It’s no surprise that terrorists stormed the American University of Afghanistan and killed several faculty and students last month, or that terrorists kidnapped two professors earlier this summer in a lower-profile incident.
That’s because the university is “a direct threat to the terrorists and their poisonous ideology,” according to Alexander Benard, co-founder of the Afghanistan Legal Education Project, which established a partnership between the school and Stanford Law School.

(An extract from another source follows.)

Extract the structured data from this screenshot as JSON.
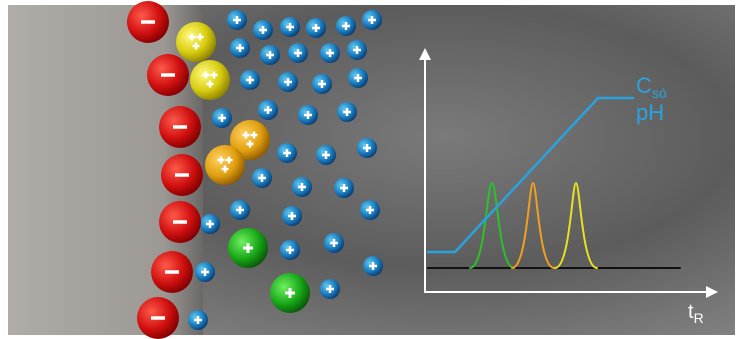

Writing in The Wall Street Journal, Benard says the school exposes Muslim students and faculty to “American professors and visiting students … exchanging ideas and forging longstanding bonds”:
Naqib Khpulwak, an Afghan law professor at AUAF who spent time at Stanford, e-mailed his friends at Stanford after an attack last year, reassuring them that everything was all right: “We are all safe so far. Thanks for asking. The terrorists want to terrorize us, we refuse to give in. . . . It did not stop us from our work not for one minute. This tells me the terrorists will not succeed. Everyday passing, people hate them more and keep on doing their work. I work 12 hours per day six days a week this summer. This is my response to them.” …
If the U.S. no longer wishes to undertake complex nation-building efforts abroad, it is important that America equips the citizens of those countries to do so. That means providing them with a modern education, helping them develop local and international networks of like-minded individuals, and providing them with exposure to U.S. values, norms and culture.